Graph of the function $\cos(x)\cos(x+2)-\cos^2(x+1)$ will be?

Question

Graph of the function $\cos(x)\cos(x+2)-\cos^2(x+1)$ will be?

(A)A straight line (B)A parabola

Give the corresponding equation too.

Source:JEE 1997.

Can someone suggest how should I proceed?Can't think of any way to reduce the the given equation to a straight line or a parabola's equation.Please guide me!

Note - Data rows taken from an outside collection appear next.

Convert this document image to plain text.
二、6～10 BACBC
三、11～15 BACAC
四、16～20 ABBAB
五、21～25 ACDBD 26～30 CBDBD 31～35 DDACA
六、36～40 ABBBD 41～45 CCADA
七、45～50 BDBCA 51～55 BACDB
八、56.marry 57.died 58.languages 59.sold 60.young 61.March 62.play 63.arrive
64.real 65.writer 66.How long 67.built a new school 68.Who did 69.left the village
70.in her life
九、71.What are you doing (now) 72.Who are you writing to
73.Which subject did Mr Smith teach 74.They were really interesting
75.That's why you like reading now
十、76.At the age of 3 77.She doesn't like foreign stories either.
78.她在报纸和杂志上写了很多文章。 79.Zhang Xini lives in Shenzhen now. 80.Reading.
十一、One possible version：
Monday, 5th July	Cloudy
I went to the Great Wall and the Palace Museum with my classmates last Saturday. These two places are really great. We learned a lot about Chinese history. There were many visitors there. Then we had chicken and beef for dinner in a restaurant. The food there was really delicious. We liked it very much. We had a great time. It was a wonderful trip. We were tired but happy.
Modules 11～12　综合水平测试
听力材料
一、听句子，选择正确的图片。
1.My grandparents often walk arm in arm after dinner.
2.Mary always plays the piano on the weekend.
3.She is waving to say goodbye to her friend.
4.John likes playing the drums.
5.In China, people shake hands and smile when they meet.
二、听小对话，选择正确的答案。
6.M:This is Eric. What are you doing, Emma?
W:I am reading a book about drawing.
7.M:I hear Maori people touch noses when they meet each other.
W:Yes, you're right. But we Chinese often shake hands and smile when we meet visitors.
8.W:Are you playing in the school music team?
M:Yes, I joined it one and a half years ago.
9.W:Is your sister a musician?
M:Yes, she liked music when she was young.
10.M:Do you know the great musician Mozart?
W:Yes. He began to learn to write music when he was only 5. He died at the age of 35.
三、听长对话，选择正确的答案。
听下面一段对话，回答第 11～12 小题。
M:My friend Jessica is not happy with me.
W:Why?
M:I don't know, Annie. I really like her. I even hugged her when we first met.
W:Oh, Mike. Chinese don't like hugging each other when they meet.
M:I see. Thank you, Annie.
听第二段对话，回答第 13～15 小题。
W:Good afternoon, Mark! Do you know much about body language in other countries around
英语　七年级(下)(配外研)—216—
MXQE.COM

JEE 1997 paper PDF version

Answer 1

\begin{align*} 2\cos(x)\cos(x+2) - 2\cos^2(x+1) &= \cos(2x+2)+\cos(2) - (1+\cos(2(x+1)) \\ &= \cos(2) - 1 \end{align*} Hence the graph is a straight line parallel to the $x$ axis.

Answer 2

Let $f(x)=\cos(x)\cos(x+2)-\cos^2(x+1)$

\begin{align} f'(x)&=-\sin x\cos(x+2)-\cos x\sin(x+2)+2\cos(x+1)\sin(x+1)\\ &=-\sin(2x+2)+\sin(2x+2)\\ &=0 \end{align}

So it is a constant function, i.e., a horizontal straight line.

Answer 3

$$\cos(x)=\cos(x+1-1)=\cos(x+1)\cos(1)+\sin(x+1)\sin(1)$$ we use the fact $\cos(-1)=\cos(1)$, hence $\cos(x)$ is a even function, and we have too: $$\cos(x+2)=\cos(x+1+1)=\cos(x+1)\cos(1)-\sin(x+1)\sin(1)$$ then $$\cos(x)\cos(x+2)=\cos^{2}(x+1)\cos^{2}(1)-\sin^{2}(x+1)\sin^{2}(1)=$$ $$=\cos^{2}(x+1)\cos^{2}(1)-\sin^{2}(x+1)(1-\cos^{2}(1))=\cos^{2}(1)-\sin^{2}(x+1)$$ we now come back to the main formula $$\cos(x)\cos(x+2)-\cos^{2}(x+1)=\cos^{2}(1)-\sin^{2}(x+1)-\cos^{2}(x+1)$$ $$=\cos^{2}(1)-1=-\sin^{2}(1)$$ finally $$\cos(x)\cos(x+2)-\cos^{2}(x+1)=-\sin^{2}(1)$$

Answer 4

I think the easiest approach is to evaluate your expression at $x=0,x=-1,x=-2$ and recall that three collinear points cannot lie on a parabola. Even easier: your expression is bounded for sure between $-2$ and $1$. Given the options, it has to be a line, and a horizontal one: the same conclusion also follows from noticing that your function is $2\pi$-periodic.